Every AI system will eventually fail. The question isn't whether — it's whether you have a plan. AI-specific incident response extends traditional incident management with considerations unique to AI: bias discoveries, drift events, and model failures.
AI incidents are different from traditional IT incidents. Classify them accordingly:
Model failure — The model produces incorrect, unreliable, or nonsensical outputs. May result from data drift, concept drift, or infrastructure issues.
Safety event — The AI system causes or contributes to physical harm, property damage, or endangerment. Triggers heightened reporting obligations.
Bias incident — The AI system is discovered to produce discriminatory outcomes against a protected group. May trigger legal and regulatory obligations.
Security breach — Unauthorized access to the AI system, training data, or model weights. Includes adversarial attacks, data poisoning, and model extraction.
Privacy violation — The AI system processes personal data in violation of privacy regulations or organizational policy. Includes data leakage through model outputs.
Scope creep / misuse — The AI system is used outside its intended purpose or operates beyond its designed scope. Includes both intentional misuse and unintended scope expansion.
Define severity levels before incidents occur:
Critical (P1) — Active harm occurring or imminent. Safety events, large-scale bias affecting protected groups, major data breaches. Response: immediate — within 1 hour.
High (P2) — Significant impact but not immediately dangerous. Model producing materially incorrect outputs, moderate bias discovered, compliance violation identified. Response: within 4 hours.
Medium (P3) — Noticeable degradation but limited impact. Performance drift approaching thresholds, minor fairness disparities, non-critical scope issues. Response: within 24 hours.
Low (P4) — Minimal impact. Minor accuracy fluctuations, cosmetic output issues, informational events. Response: within 72 hours.
AI incidents may require notifying multiple stakeholders:
Regulators — Required when regulatory reporting obligations are triggered (EU AI Act serious incident reporting, GDPR breach notification, sector-specific requirements).

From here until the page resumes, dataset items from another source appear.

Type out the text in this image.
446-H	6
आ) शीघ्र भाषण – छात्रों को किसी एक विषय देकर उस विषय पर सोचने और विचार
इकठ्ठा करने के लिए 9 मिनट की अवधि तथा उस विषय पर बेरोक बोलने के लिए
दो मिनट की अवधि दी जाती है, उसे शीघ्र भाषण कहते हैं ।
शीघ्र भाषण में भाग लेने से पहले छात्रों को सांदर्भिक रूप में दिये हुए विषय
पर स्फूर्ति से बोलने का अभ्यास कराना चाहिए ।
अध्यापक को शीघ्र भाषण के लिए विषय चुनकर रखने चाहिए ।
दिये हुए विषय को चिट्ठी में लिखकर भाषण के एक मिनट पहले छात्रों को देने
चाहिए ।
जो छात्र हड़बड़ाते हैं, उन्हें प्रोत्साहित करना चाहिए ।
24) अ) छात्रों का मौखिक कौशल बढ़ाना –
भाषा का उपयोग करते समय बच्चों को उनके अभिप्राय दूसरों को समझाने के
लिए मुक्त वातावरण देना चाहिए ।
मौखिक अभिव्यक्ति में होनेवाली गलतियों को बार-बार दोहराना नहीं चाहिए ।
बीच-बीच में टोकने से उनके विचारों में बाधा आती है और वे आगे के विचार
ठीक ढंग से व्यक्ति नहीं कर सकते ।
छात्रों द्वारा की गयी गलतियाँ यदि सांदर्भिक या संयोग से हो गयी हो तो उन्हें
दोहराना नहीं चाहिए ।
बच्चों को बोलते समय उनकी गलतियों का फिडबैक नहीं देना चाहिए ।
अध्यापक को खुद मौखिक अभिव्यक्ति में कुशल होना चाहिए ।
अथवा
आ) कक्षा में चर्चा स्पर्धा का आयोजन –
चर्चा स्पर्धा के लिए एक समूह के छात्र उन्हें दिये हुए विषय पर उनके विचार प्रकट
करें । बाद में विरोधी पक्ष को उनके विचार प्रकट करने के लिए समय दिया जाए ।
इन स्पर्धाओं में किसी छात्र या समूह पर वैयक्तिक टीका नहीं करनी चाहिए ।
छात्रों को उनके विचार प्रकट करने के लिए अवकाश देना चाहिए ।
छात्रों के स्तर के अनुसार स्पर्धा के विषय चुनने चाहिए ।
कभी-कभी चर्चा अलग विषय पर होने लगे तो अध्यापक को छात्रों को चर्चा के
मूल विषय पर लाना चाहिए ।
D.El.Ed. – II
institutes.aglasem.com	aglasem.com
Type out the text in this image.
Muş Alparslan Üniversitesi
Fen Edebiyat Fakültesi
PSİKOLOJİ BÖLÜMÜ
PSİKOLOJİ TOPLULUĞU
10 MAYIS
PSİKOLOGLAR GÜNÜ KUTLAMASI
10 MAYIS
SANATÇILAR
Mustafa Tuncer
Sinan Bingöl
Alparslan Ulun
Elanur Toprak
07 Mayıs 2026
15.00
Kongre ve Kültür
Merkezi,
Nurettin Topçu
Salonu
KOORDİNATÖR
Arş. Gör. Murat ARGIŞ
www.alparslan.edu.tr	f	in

Affected individuals — When individuals are harmed or their rights are affected, they should be informed of the incident, its impact on them, and available remedies.
Board and senior leadership — Critical and high-severity incidents must be escalated to leadership per the governance framework's escalation procedures.
Third parties — Vendors whose AI components are involved, business partners, and downstream users of the AI system.
Public — In cases of significant public impact or when public trust is at stake, consider proactive disclosure.
The EU AI Act requires providers and deployers to report serious incidents involving high-risk AI systems:
What qualifies: Incidents resulting in death, serious damage to health, property, or the environment, or a serious breach of fundamental rights.
Who reports: Both providers and deployers have reporting obligations.
Timeline: Report to the relevant market surveillance authority without undue delay, and in any case within 72 hours of becoming aware of the incident.
Content: Initial report identifying the system, describing the incident, and preliminary assessment. Detailed follow-up report within defined timelines.
Every AI incident should trigger a structured post-incident review:
Root cause analysis — What caused the incident? Data issues? Model limitations? Monitoring gaps? Human oversight failure?
Impact assessment — Who was affected? What was the scope? What was the duration of harm?
Corrective actions — What changes will prevent recurrence? Model updates? Additional monitoring? Process changes?
Governance review — Were existing governance controls adequate? Were they followed? Where did the governance framework fail?
Lessons learned — What should the organization learn from this incident? How should governance be updated?
Documentation — Record the complete incident lifecycle: detection, response, investigation, resolution, and lessons learned.